Get a hand grinder for a budget-friendly cup. But, if you want to treat yourself, I recommend an electric blender. The type of grinder specifically should be a burr grinder; other mills can negatively affect the quality of your cup. You may opt to purchase this from a non-independent business depending on your budget, especially for an electric one.

Boiling Water

Pilot Coffee has this top-of-the-line gooseneck kettle like this one or Library also has excellent options here.
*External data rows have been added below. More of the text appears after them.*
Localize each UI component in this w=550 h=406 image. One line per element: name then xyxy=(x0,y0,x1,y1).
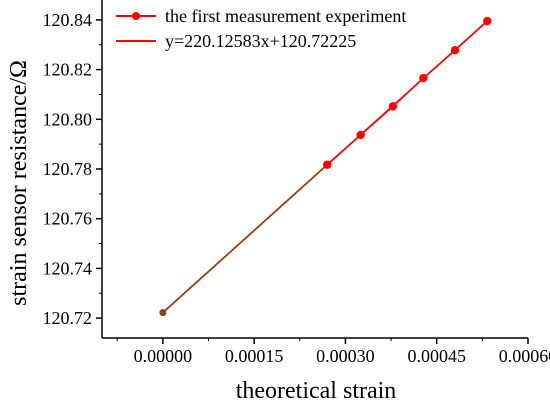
data-point xyxy=(159,309,167,317)
y-tick-label: 120.82 xyxy=(43,60,93,80)
x-tick-label: 0.00015 xyxy=(225,346,284,366)
x-tick-label: 0.00030 xyxy=(316,346,375,366)
y-tick-label: 120.78 xyxy=(43,159,93,179)
data-point xyxy=(450,46,460,55)
y-ticks: 120.72 120.74 120.76 120.78 120.80 120.82 120.… xyxy=(43,10,102,328)
legend-label-measurement: the first measurement experiment xyxy=(165,6,406,26)
overlap-segment xyxy=(162,164,328,314)
measurement-line xyxy=(326,20,488,166)
y-tick-label: 120.76 xyxy=(43,209,93,229)
y-tick-label: 120.80 xyxy=(43,109,93,129)
x-tick-label: 0.00045 xyxy=(407,346,466,366)
data-point xyxy=(388,102,398,111)
y-tick-label: 120.84 xyxy=(43,10,93,30)
x-tick-label: 0.00060 xyxy=(499,346,550,366)
data-point xyxy=(419,73,428,83)
data-point xyxy=(483,16,492,26)
legend-marker-measurement xyxy=(132,12,140,20)
x-tick-label: 0.00000 xyxy=(134,346,193,366)
data-point xyxy=(356,130,365,140)
legend-label-fit: y=220.12583x+120.72225 xyxy=(165,31,356,51)
y-tick-label: 120.72 xyxy=(43,308,93,328)
legend: the first measurement experiment y=220.1… xyxy=(116,6,406,51)
data-point xyxy=(322,160,332,169)
x-axis-label: theoretical strain xyxy=(236,378,397,404)
x-ticks: 0.00000 0.00015 0.00030 0.00045 0.00060 xyxy=(116,338,550,366)
y-axis-label: strain sensor resistance/Ω xyxy=(6,60,32,306)
plot-area xyxy=(159,16,492,317)
y-tick-label: 120.74 xyxy=(43,258,93,278)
You can always just boil water using the pot you already have at home, but if you want to get deep into it, a gooseneck kettle helps, especially if you are going to use a pour-over method.

Shop Pilot, Library

Manual Brewing Methods

I don’t own a coffee maker, but one of my favourite baristas in the city has told me multiple times that you can make the perfect cup of coffee with almost any machine, you just need to measure out the correct water to coffee ratio, experiment with your grinds, and find the right brewing method for you. Here are a few to try today!


The Aeropress

One of the most convenient ways to make a cup of coffee at home. I use this regularly and feel as if I can be a little less careful with how much coffee I put in my weight and how long I brew it for a while also getting a great cup of coffee in the end. The other beautiful thing is that it’s straightforward to clean. Just knock out the filter after you’re done, and most of the coffee comes right out into the garbage. Rinse it and reuse it.

The Mountain

I just bought this, still have yet to use it, and am excited to test yet another drip method. It’s designed to be more comfortable than some other hand pouring techniques because of the way it drips, and I got mine from Library Coffee.

The Chemex


I use a Chemex with a metal cone filter because, frankly, I’m not expert enough to pour it with their paper filters and distribute the water evenly etc. I have recently started to put a paper filter inside of the cone, this probably isn’t “correct,” but I’ve been making a great clean cup of coffee. A side benefit of a Chemex is that you can also use it as a decanter for wine, according to our friends at Happy Coffee and Wine.


The Hario v60


I bought a Hario but can’t make a decent cup of coffee with it myself. It requires a lot more monitoring and a lot more patience, which I don’t usually have BEFORE drinking my cup of coffee. Getting started with their starter kit is a high price point.



A French Press

French Press

Arguably the easiest way to make a few cups of joe, not my personal favourite. And unlike most, it isn’t because it can get a little thick with sediment towards the end. I find them a pain in the ass to clean.


Time To Enjoy!

When it comes time to drink your coffee, I prefer to drink it out of a glass, like wine. Get insulated glass mugs like these. As for milk, while I prefer to drink my coffee black, some of you are looking to make lattes or just add a bit of milk. Carbonic coffee is offering a free bag of coffee along with a purchase of their case of white gold, aka Oat Milk.



Now that you know how to brew that perfect cup of joe, hopefully, it’ll temporarily satisfy your craving for that daily coffee run most of us had when the world was going round.